Univariate Approaches#

The diagnosticss we have discussed are all univariate (they work perfectly when there is only 1 parameter to estimate). Other diagnostics have been derived for the multivariate case, but these are useful only when using Gibbs Samplers or other specialized versions of Metropolis-Hastings.

So most people examine univariate diagnostics for each variable, examine autocorrelation plots, acceptance rates and try to argue chain convergence based on that- unless they are using Gibbs or other specialized samplers and can apply the more specialized multivariate tests.

Posterior Predictive Checks#

Another useful check is to see if the samples from your posterior can generate data (independent variable) that looks like the data used for estimation.
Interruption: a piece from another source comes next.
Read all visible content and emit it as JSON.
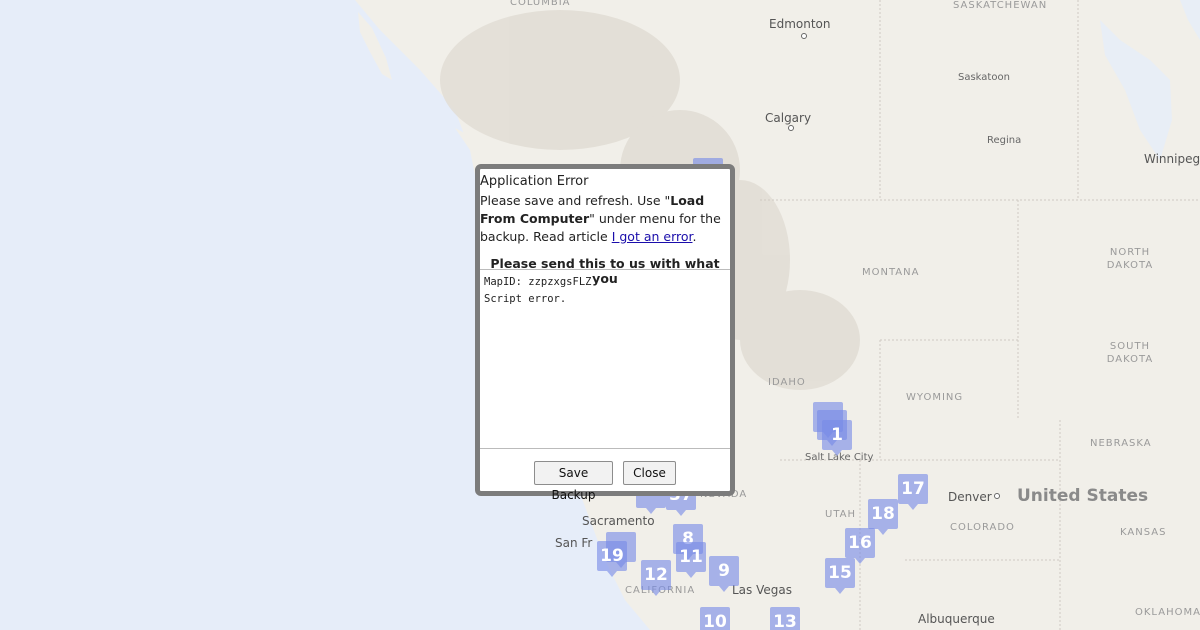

This check is not useful for assessing convergence but can identify how well your posterior exploration is unfolding and examines the predictive capability of your model.

This is probably a more useful concept for multivariate models, than the simple model for the mean we are exploring here. Still it is useful to apply the concept manually to see how it works (since later we will use automatically generated posterior predictives.
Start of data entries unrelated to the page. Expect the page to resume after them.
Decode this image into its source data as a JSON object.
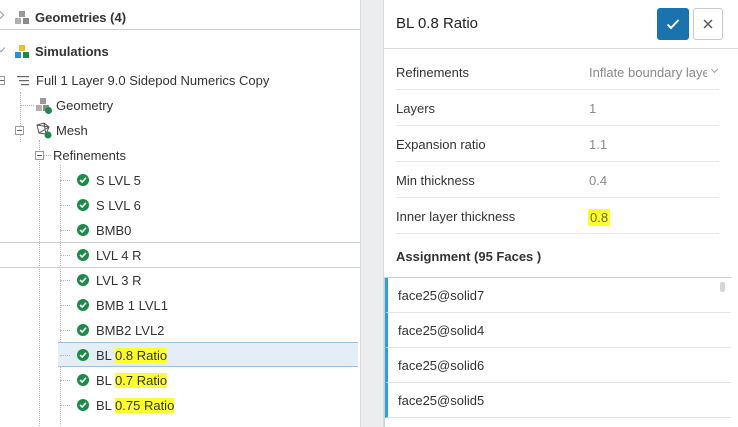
{
  "tree": {
    "geometries": {
      "label": "Geometries (4)"
    },
    "simulations": {
      "label": "Simulations"
    },
    "simulation": {
      "label": "Full 1 Layer 9.0 Sidepod Numerics Copy"
    },
    "geometry": {
      "label": "Geometry"
    },
    "mesh": {
      "label": "Mesh"
    },
    "refinements": {
      "label": "Refinements"
    },
    "items": [
      {
        "label": "S LVL 5"
      },
      {
        "label": "S LVL 6"
      },
      {
        "label": "BMB0"
      },
      {
        "label": "LVL 4 R"
      },
      {
        "label": "LVL 3 R"
      },
      {
        "label": "BMB 1 LVL1"
      },
      {
        "label": "BMB2 LVL2"
      },
      {
        "prefix": "BL ",
        "highlight": "0.8 Ratio"
      },
      {
        "prefix": "BL ",
        "highlight": "0.7 Ratio"
      },
      {
        "prefix": "BL ",
        "highlight": "0.75 Ratio"
      }
    ]
  },
  "panel": {
    "title": "BL 0.8 Ratio",
    "fields": [
      {
        "label": "Refinements",
        "value": "Inflate boundary laye"
      },
      {
        "label": "Layers",
        "value": "1"
      },
      {
        "label": "Expansion ratio",
        "value": "1.1"
      },
      {
        "label": "Min thickness",
        "value": "0.4"
      },
      {
        "label": "Inner layer thickness",
        "value": "0.8"
      }
    ],
    "assignment_title": "Assignment (95 Faces )",
    "assignment_items": [
      {
        "label": "face25@solid7"
      },
      {
        "label": "face25@solid4"
      },
      {
        "label": "face25@solid6"
      },
      {
        "label": "face25@solid5"
      }
    ]
  },
  "colors": {
    "accent": "#1a73ae",
    "success": "#1d8a4a",
    "highlight": "#ffff2e",
    "assignment_bar": "#2aa1d8"
  },
  "icons": {
    "confirm": "check-icon",
    "close": "close-icon",
    "status": "check-circle-icon",
    "geometry": "cubes-icon",
    "simulation": "simulation-icon",
    "mesh": "mesh-icon"
  }
}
# note, the chain has multiple samples for the mean. For each 
# sample, generate yhat for each observation

# to make this manageable only use last 100 draws
check_mu = chain[-100:]

# generate synthetic data, conditional
# on each sample
pp_mu = norm(check_mu, sigma * np.ones(check_mu.shape[0])).rvs((y.shape[0], check_mu.shape[0]))
print("Note the shape has rows equal to the number of data "+
      "values and columns equal to number of samples: ", pp_mu.shape)

Note the shape has rows equal to the number of data values and columns equal to number of samples:  (200, 100)
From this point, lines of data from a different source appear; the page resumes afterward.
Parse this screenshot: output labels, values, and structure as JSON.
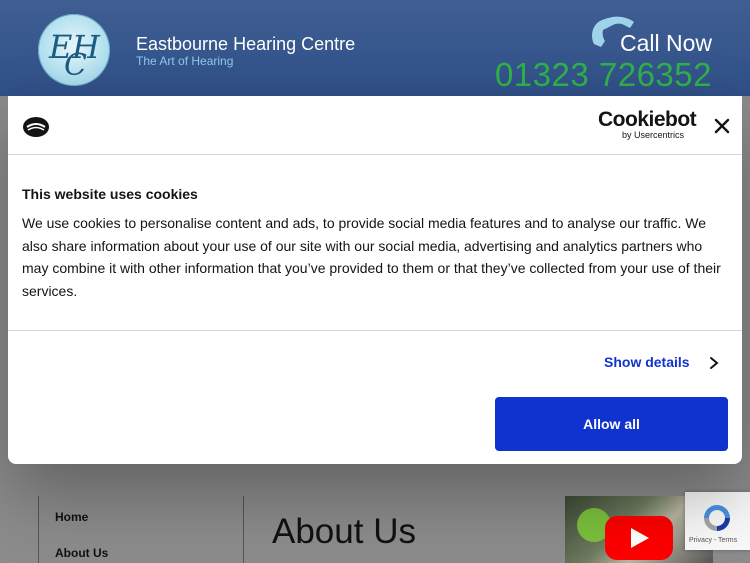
{
  "header": {
    "logo_letters": [
      "E",
      "H",
      "C"
    ],
    "site_title": "Eastbourne Hearing Centre",
    "tagline": "The Art of Hearing",
    "call_label": "Call Now",
    "phone_number": "01323 726352"
  },
  "nav": {
    "items": [
      {
        "label": "Home"
      },
      {
        "label": "About Us"
      }
    ]
  },
  "page": {
    "title": "About Us"
  },
  "cookie_dialog": {
    "brand": "Cookiebot",
    "brand_sub": "by Usercentrics",
    "heading": "This website uses cookies",
    "body": "We use cookies to personalise content and ads, to provide social media features and to analyse our traffic. We also share information about your use of our site with our social media, advertising and analytics partners who may combine it with other information that you’ve provided to them or that they’ve collected from your use of their services.",
    "show_details_label": "Show details",
    "allow_all_label": "Allow all"
  },
  "recaptcha": {
    "footer": "Privacy - Terms"
  },
  "colors": {
    "header_bg": "#2f5088",
    "phone_green": "#2fb24a",
    "accent_blue": "#1032cf"
  },
  "icons": [
    "phone-icon",
    "cookie-icon",
    "close-icon",
    "chevron-right-icon",
    "youtube-play-icon",
    "recaptcha-icon"
  ]
}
plt.figure(figsize=(8, 6))
plt.hist(pp_mu.flatten(), label = "Posterior Predictive", density=True)
plt.hist(y, label = "Data", density=True, alpha=.35)
plt.legend()
plt.show()

../_images/7a5c0be8a74db23c37cc50419e6f057088051a5fbb21d9a07f56a6da970ade3e.png

We can also perform checks over other statistics such as the maximum, minimum, or standard deviation of the data. We can use the posterior predictive distribution to show us how the model performs with the data it generates. Let’s examine the maximum predicted data value:

# calculate sigma (std of data) for each of the 100 samples
sigma_pp = pp_mu.max(axis=-1)
plt.figure(figsize=(8,6))
plt.title(r'Posterior Predictive of Max($\hat{y}$)')
plt.hist(sigma_pp, label='Max of PP Data')
plt.axvline(y.max(), label='Max of Data', c='k')
plt.legend()
plt.show()

../_images/a96397848b05f9bf12edc2c502d4a0ff8b2c61168ab20a647ac573e3f29872bc.png

These examples are fairly trivial for the 1 parameter estimation problem we have here. However as we move to more interesting problems, posterior predictive checks are extremely good for examining not only predictive capabilities of your model, but diagnosing problematic observations or outliers where the model is struggling to fit the data. Note that the posterior predictive distribution of data is generated for every observation:

plt.figure(figsize=(8, 6))
plt.title('Posterior Predictive Distribution for the first observation')
plt.hist(pp_mu[:,0], label = "Posterior Predictive", density=True)
plt.axvline(y[0], label = "Data", c='k')
plt.legend()
plt.show()

../_images/2166784d240f8b762caadbf6ac624115a784519c21a2e4387bdb00b01c3bfceb.png

Finally, we will see in later lectures that posterior predictives can help with diagnosing the degree to which your prior is “pulling” your posterior away from the likelihood.

Burn-in#

Another extremely important concept is called burn-in. This refers to the amount of samples necessary for the sampler to reach regions of the parameter space relavant for proper sampling from your posterior, and these samples are discarded as they can be viewed as samples that can’t provide useful information about the posterior. Nearly every problem requires some amount of burn-in. Unfortunately, the quantity of burn-in observations is unknown a priori so often researchers will run chains for a long time (overnight) collecting all samples and then using the techniques above to define a burn-in breakpoint. Fortunately, modern samplers- better than the random-walk Metropolis Hastings one we have been using- require very little burn-in.